A yeast infection is a type of fungal infection. It commonly refers to only one type of fungal infection – Candida albicans, although it can be caused by other types of yeasts. It is the second most prevalent condition that affects womens’ private parts, after bacterial infections. It can be bothersome but is not serious, and treatment is usually the administration of antifungal drugs. A bacterial infection, however, can be serious. It may lead to increased risk of infection in women who develop complications when pregnant or when undergoing gynecological surgery. For instance, a woman with bacterial vaginosis during pregnancy is forty percent more likely to have a baby who is underweight.

A common yeast infection in women usually occurs in the vagina as a result of the imbalance between bacteria and yeast. When healthy, a vagina has many bacteria and yeast cells. The bacteria help keep the yeast and other organisms under control. When something happens, such as the introduction of antibiotics, an imbalance occurs. A reduced level of bacteria gives the yeast room to grow in excess, causing an infection. Symptoms include itching, and/or a burning sensation when urinating. A bacterial infection is also caused by the same imbalance in the affected area. By nature, a woman’s vagina has a balance of microorganisms in which there are a significant number of protective bacteria such as lactobacilli. When protective bacteria are wiped out, harmful bacteria may develop quickly, causing bacterial vaginosis.

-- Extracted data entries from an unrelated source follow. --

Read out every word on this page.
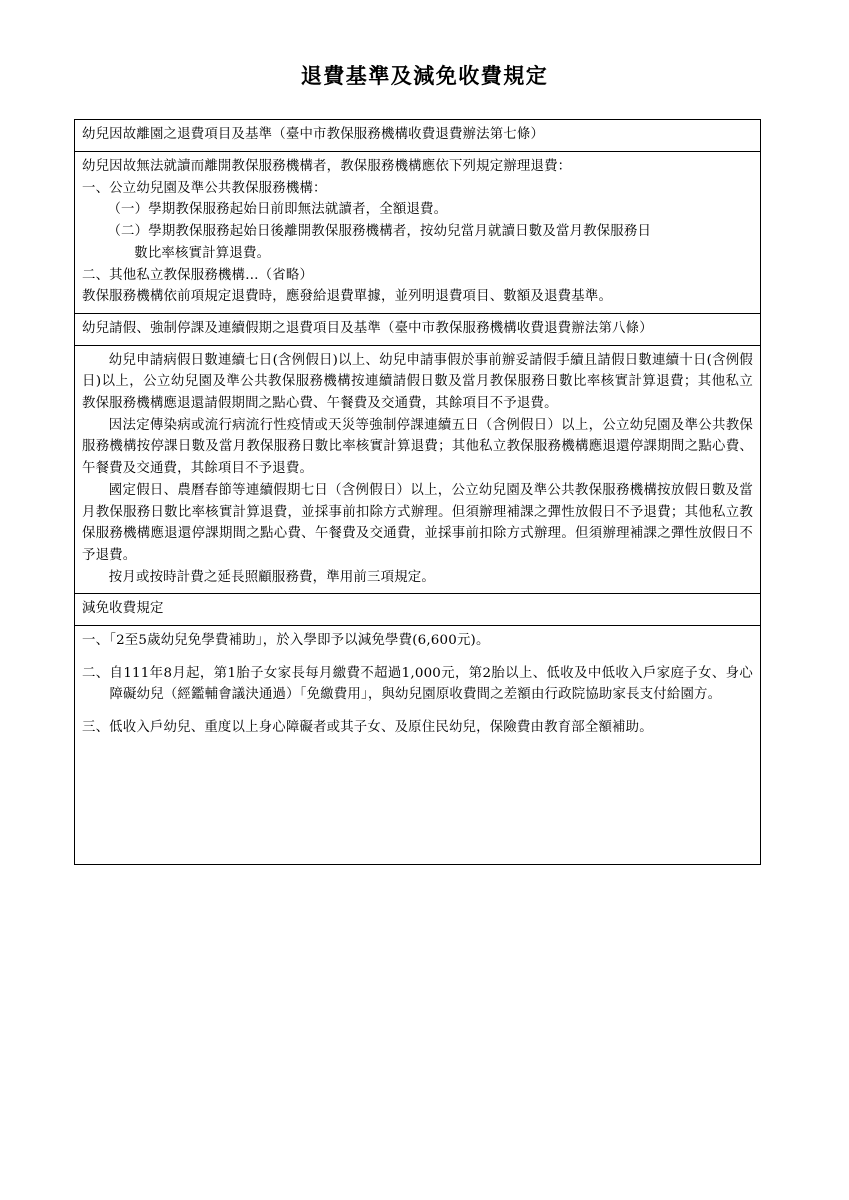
退費基準及減免收費規定
幼兒因故離園之退費項目及基準（臺中市教保服務機構收費退費辦法第七條）

幼兒因故無法就讀而離開教保服務機構者，教保服務機構應依下列規定辦理退費：
一、公立幼兒園及準公共教保服務機構：
（一）學期教保服務起始日前即無法就讀者，全額退費。
（二）學期教保服務起始日後離開教保服務機構者，按幼兒當月就讀日數及當月教保服務日
數比率核實計算退費。
二、其他私立教保服務機構…（省略）
教保服務機構依前項規定退費時，應發給退費單據，並列明退費項目、數額及退費基準。

幼兒請假、強制停課及連續假期之退費項目及基準（臺中市教保服務機構收費退費辦法第八條）

幼兒申請病假日數連續七日(含例假日)以上、幼兒申請事假於事前辦妥請假手續且請假日數連續十日(含例假日)以上，公立幼兒園及準公共教保服務機構按連續請假日數及當月教保服務日數比率核實計算退費；其他私立教保服務機構應退還請假期間之點心費、午餐費及交通費，其餘項目不予退費。

因法定傳染病或流行病流行性疫情或天災等強制停課連續五日（含例假日）以上，公立幼兒園及準公共教保服務機構按停課日數及當月教保服務日數比率核實計算退費；其他私立教保服務機構應退還停課期間之點心費、午餐費及交通費，其餘項目不予退費。

國定假日、農曆春節等連續假期七日（含例假日）以上，公立幼兒園及準公共教保服務機構按放假日數及當月教保服務日數比率核實計算退費，並採事前扣除方式辦理。但須辦理補課之彈性放假日不予退費；其他私立教保服務機構應退還停課期間之點心費、午餐費及交通費，並採事前扣除方式辦理。但須辦理補課之彈性放假日不予退費。

按月或按時計費之延長照顧服務費，準用前三項規定。

減免收費規定

一、「2至5歲幼兒免學費補助」，於入學即予以減免學費(6,600元)。

二、自111年8月起，第1胎子女家長每月繳費不超過1,000元，第2胎以上、低收及中低收入戶家庭子女、身心障礙幼兒（經鑑輔會議決通過）「免繳費用」，與幼兒園原收費間之差額由行政院協助家長支付給園方。

三、低收入戶幼兒、重度以上身心障礙者或其子女、及原住民幼兒，保險費由教育部全額補助。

It is common to confuse the symptoms of a yeast infection with that of a bacterial infection. A yeast infection is mainly characterized by itching and irritation, something that does not appear if a patient has bacterial vaginosis. In addition, someone with a yeast infection will have a thick, white and odorless discharge, while one with bacterial infection will have a thin, gray and unpleasant smelling discharge.